Weg frei für Investor in Pankow

Im jahrelangen Streit um Bebauungspläne am Thälmann-Park überlässt der Bezirk einem umstrittenen Geldgeber das Feld

  • Patrick Volknant
  • Lesedauer: 3 Min.

Der Aufruhr im Berliner Bezirk Pankow könnte größer nicht sein. »Mit der heutigen Entscheidung werden jegliche Gestaltungsspielräume des Bezirks aus der Hand gegeben«, schreibt die SPD-Fraktion der örtlichen Bezirksverordnetenversammlung (BVV) in einer sehr langen Pressemitteilung am Donnerstag. Aus den Zeilen spricht Entsetzen, vor allem über die Grünen. Es sei, so die SPD-Fraktion, »an Widerwärtigkeit nicht zu überbieten«, dass deren Abgeordnete »rücksichtslos in Kauf nehmen, dass Schulen zum Spielball von Verhandlungen werden und der Investor den Bezirk erpressen kann«. Und weiter: »Die SPD-Fraktion spricht sich ausdrücklich und vehement dagegen aus, Luxuswohnungen in einem sowieso schon von Verdrängung geplagten Gebiet zu unterstützen

Für die Empörung der Sozialdemokratie hatte zuvor die jüngste Entscheidung der Pankower Bezirksverordnetenversammlung gesorgt. In ihr war das Ende der Veränderungssperre für ein umstrittenes und mehr als 28 000 Quadratmeter großes Grundstück am Ernst-Thälmann-Park beschlossen worden. Für die Aufhebung votierten – neben CDU, FDP und AfD – auch die Grünen. Wo der Bezirk zuvor noch mitbestimmen konnte, müssen nun künftige Bauanträge des Investors Christian Gérôme akzeptiert werden. Mit ihm verhandelt Pankow seit Jahren über die künftige Nutzung des Geländes: Während Gérôme plant, bis zu 600 Wohnungen in Hochhäusern auf dem Areal zu errichten, warb der Bezirk um Teile der Fläche für einen Schulneubau.

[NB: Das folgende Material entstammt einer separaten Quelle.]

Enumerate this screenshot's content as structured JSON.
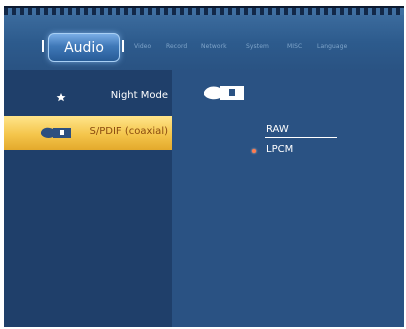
{
  "tabs": {
    "active": "Audio",
    "others": [
      "Video",
      "Record",
      "Network",
      "System",
      "MISC",
      "Language"
    ]
  },
  "sidebar": {
    "items": [
      {
        "label": "Night Mode",
        "icon": "moon-star-icon"
      },
      {
        "label": "S/PDIF (coaxial)",
        "icon": "spdif-icon"
      }
    ]
  },
  "content": {
    "header_icon": "spdif-icon",
    "options": [
      "RAW",
      "LPCM"
    ],
    "selected_option": "LPCM"
  },
  "colors": {
    "background": "#1f3f6a",
    "content_panel": "#2a5283",
    "selected_item": "#f4c54b",
    "selected_text": "#8a4b10",
    "tab_active": "#3f78b8",
    "radio_dot": "#ff7a4f"
  }
}
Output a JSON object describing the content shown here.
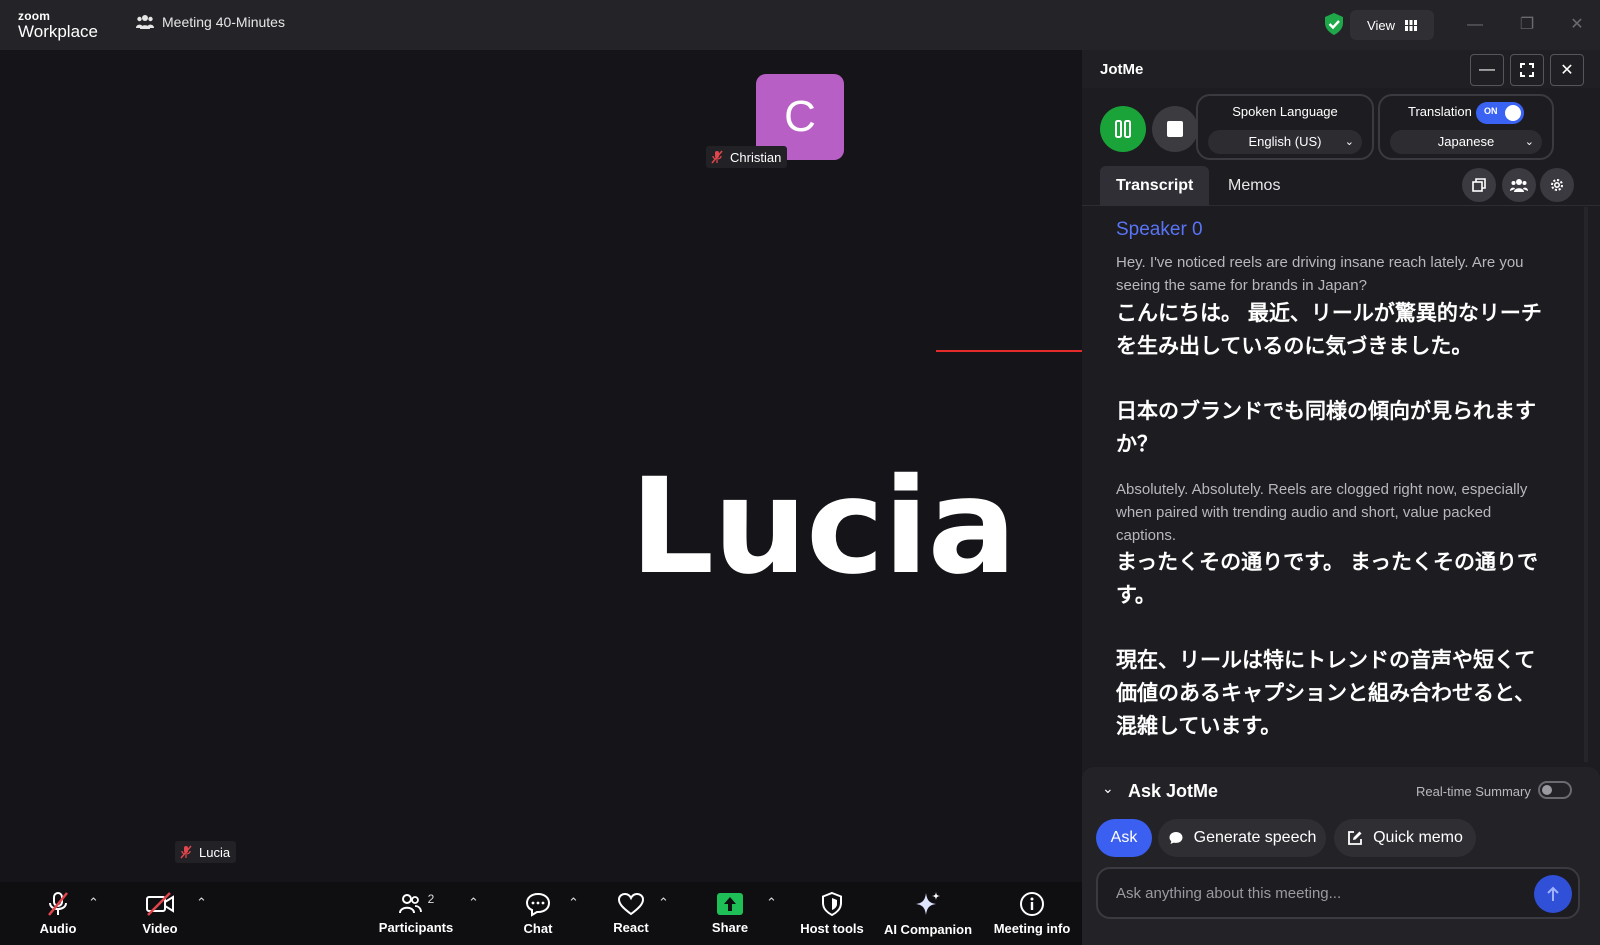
{
  "titlebar": {
    "brand_top": "zoom",
    "brand_bottom": "Workplace",
    "meeting_title": "Meeting 40-Minutes",
    "view_label": "View"
  },
  "stage": {
    "christian_initial": "C",
    "christian_name": "Christian",
    "active_speaker_name": "Lucia",
    "lucia_tag": "Lucia"
  },
  "toolbar": {
    "audio": "Audio",
    "video": "Video",
    "participants": "Participants",
    "participants_count": "2",
    "chat": "Chat",
    "react": "React",
    "share": "Share",
    "host_tools": "Host tools",
    "ai_companion": "AI Companion",
    "meeting_info": "Meeting info"
  },
  "jotme": {
    "title": "JotMe",
    "spoken_language_label": "Spoken Language",
    "spoken_language_value": "English (US)",
    "translation_label": "Translation",
    "translation_toggle": "ON",
    "translation_language": "Japanese",
    "tabs": [
      "Transcript",
      "Memos"
    ],
    "active_tab": "Transcript",
    "transcript": {
      "speaker": "Speaker 0",
      "entries": [
        {
          "en": "Hey. I've noticed reels are driving insane reach lately. Are you seeing the same for brands in Japan?",
          "jp1": "こんにちは。 最近、リールが驚異的なリーチを生み出しているのに気づきました。",
          "jp2": "日本のブランドでも同様の傾向が見られますか？"
        },
        {
          "en": "Absolutely. Absolutely. Reels are clogged right now, especially when paired with trending audio and short, value packed captions.",
          "jp1": "まったくその通りです。 まったくその通りです。",
          "jp2": "現在、リールは特にトレンドの音声や短くて価値のあるキャプションと組み合わせると、混雑しています。"
        }
      ]
    },
    "ask": {
      "title": "Ask JotMe",
      "realtime_summary_label": "Real-time Summary",
      "ask_button": "Ask",
      "generate_speech_button": "Generate speech",
      "quick_memo_button": "Quick memo",
      "input_placeholder": "Ask anything about this meeting..."
    }
  },
  "colors": {
    "accent_blue": "#3b63f3",
    "speaker_blue": "#5a74f5",
    "record_green": "#19a339",
    "avatar_purple": "#b85fc6",
    "share_green": "#1fbf57",
    "annotation_red": "#e32b2b"
  }
}
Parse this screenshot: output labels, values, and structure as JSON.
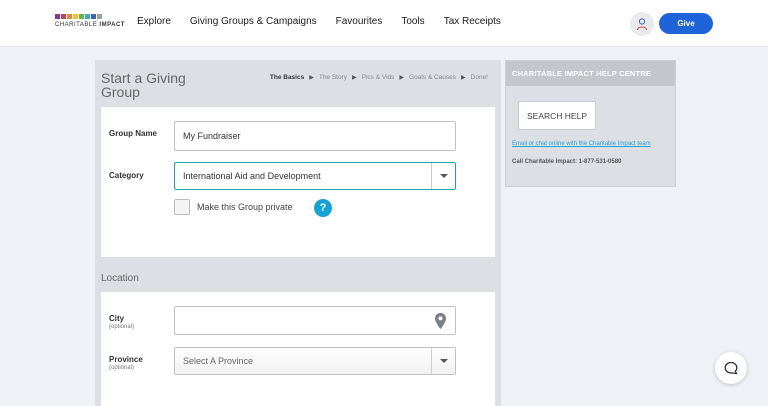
{
  "brand": {
    "logo_text_a": "CHARITABLE",
    "logo_text_b": "IMPACT",
    "logo_colors": [
      "#7b3f8c",
      "#c83f5c",
      "#e08a3c",
      "#e9c23a",
      "#6bb34a",
      "#3fa9c9",
      "#3c63b4",
      "#9aa0a8"
    ]
  },
  "nav": {
    "items": [
      "Explore",
      "Giving Groups & Campaigns",
      "Favourites",
      "Tools",
      "Tax Receipts"
    ],
    "give_label": "Give"
  },
  "form": {
    "title": "Start a Giving Group",
    "steps": [
      "The Basics",
      "The Story",
      "Pics & Vids",
      "Goals & Causes",
      "Done!"
    ],
    "active_step": "The Basics",
    "group_name_label": "Group Name",
    "group_name_value": "My Fundraiser",
    "category_label": "Category",
    "category_value": "International Aid and Development",
    "private_label": "Make this Group private",
    "help_symbol": "?",
    "location_title": "Location",
    "city_label": "City",
    "city_sub": "(optional)",
    "city_value": "",
    "province_label": "Province",
    "province_sub": "(optional)",
    "province_value": "Select A Province"
  },
  "help": {
    "title": "CHARITABLE IMPACT HELP CENTRE",
    "search_label": "SEARCH HELP",
    "link_text": "Email or chat online with the Charitable Impact team",
    "phone_text": "Call Charitable Impact: 1-877-531-0580"
  },
  "colors": {
    "accent": "#1f63d9",
    "teal": "#1fa3b7",
    "help_icon": "#17a2d4"
  }
}
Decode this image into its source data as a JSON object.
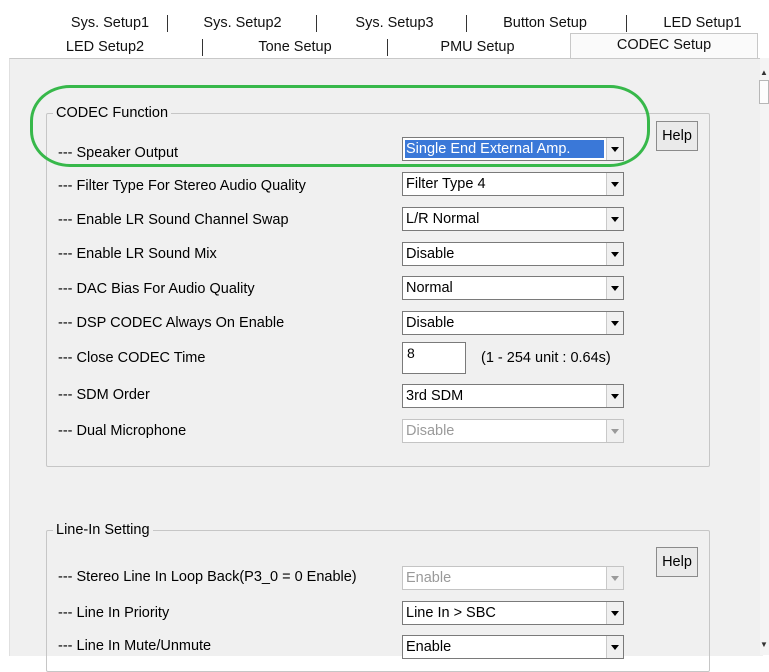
{
  "tabs": {
    "row1": [
      "Sys. Setup1",
      "Sys. Setup2",
      "Sys. Setup3",
      "Button Setup",
      "LED Setup1"
    ],
    "row2": [
      "LED Setup2",
      "Tone Setup",
      "PMU Setup",
      "CODEC Setup"
    ],
    "active": "CODEC Setup"
  },
  "codec": {
    "title": "CODEC Function",
    "help": "Help",
    "rows": [
      {
        "label": "--- Speaker Output",
        "value": "Single End External Amp."
      },
      {
        "label": "--- Filter Type For Stereo Audio Quality",
        "value": "Filter Type 4"
      },
      {
        "label": "--- Enable LR Sound Channel Swap",
        "value": "L/R Normal"
      },
      {
        "label": "--- Enable LR Sound Mix",
        "value": "Disable"
      },
      {
        "label": "--- DAC Bias For Audio Quality",
        "value": "Normal"
      },
      {
        "label": "--- DSP CODEC Always On Enable",
        "value": "Disable"
      },
      {
        "label": "--- Close CODEC Time",
        "value": "8",
        "note": "(1 - 254 unit : 0.64s)"
      },
      {
        "label": "--- SDM Order",
        "value": "3rd SDM"
      },
      {
        "label": "--- Dual Microphone",
        "value": "Disable"
      }
    ]
  },
  "linein": {
    "title": "Line-In Setting",
    "help": "Help",
    "rows": [
      {
        "label": "--- Stereo Line In Loop Back(P3_0 = 0 Enable)",
        "value": "Enable"
      },
      {
        "label": "--- Line In Priority",
        "value": "Line In > SBC"
      },
      {
        "label": "--- Line In Mute/Unmute",
        "value": "Enable"
      }
    ]
  },
  "highlight_color": "#37b84a",
  "selection_color": "#3a78d8"
}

Eine Einigung konnte bis zuletzt jedoch nicht erzielt werden. Zugleich gelang es dem Bezirksamt schlichtweg nicht, einen Bebauungsplan für sein Vorhaben aufzustellen. Das Versäumnis fällt dabei nicht nur in die Amtszeit der aktuellen Bezirksstadträtin Rona Tietje (SPD), sondern auch in die ihres Vorgängers Vollrad Kuhn von den Grünen. Dessen Partei kritisiert nun, dass sich Rot-Rot gegen die dringend benötigten Wohnungen am Thälmannpark seit jeher gesperrt habe. »Wir wollen den Bau einer Oberschule, eine Grünfläche für Anwohnerinnen und Anwohner und flächensparenden Wohnungsbau«, erklärt Hannah Wettig, die Fraktionsvorsitzende der Pankower Grünen-Fraktion. »Das Areal an der Lilli-Henoch Straße bietet dafür genug Platz.«

Der stadtentwicklungspolitische Sprecher der Linksfraktion in Pankow, Fred Bordfeld, kann den Entschluss der Grünen nicht nachvollziehen. »Zu Zeiten von Kuhn haben wir immer wieder nach Fortschritten gefragt und immer wieder wurden wir vertröstet«, sagt er zu »nd«. »Ich frage mich, wie man uns da jetzt Verhinderung vorwerfen kann.« Über konkrete Verhandlungen mit dem Investor sei nie berichtet worden. Dass die Grünen nun so gehandelt hätten, werfe generelle Fragen für die Zusammenarbeit in der BVV auf, so Bordfeld: »Das Vertrauen ist nachhaltig gestört. Wir hatten uns diese Vorrechte hart erarbeitet.«

Der Linke-Politiker hält es für eine »absolute Katastrophe«, dass der Bezirk nun allein auf freiwillige Zugeständnisse des Investors angewiesen sei. »Wir können uns nicht daran erinnern, dass im Land Berlin schon einmal in dieser Art auf eine Bauleitplanung verzichtet wurde«, sagt Bordfeld. An der Vertrauenswürdigkeit des Investors hegt er Zweifel: »Da hat jemand sehr günstig eine alte Gewerbefläche ohne Baurecht erworben und verfolgt jetzt das alleinige Interesse, das Areal teuer zu verwerten.« Der Investor agiere hauptsächlich im Luxussegment und sei in der Vergangenheit bereits durch Vertragsbruch bei der Modernisierung eines Pankower Mietshauses aufgefallen, so Bordfeld. Darauf zu hoffen, dass er die Fläche dem sozialen Bedarf entsprechend bebauen werde, sei naiv.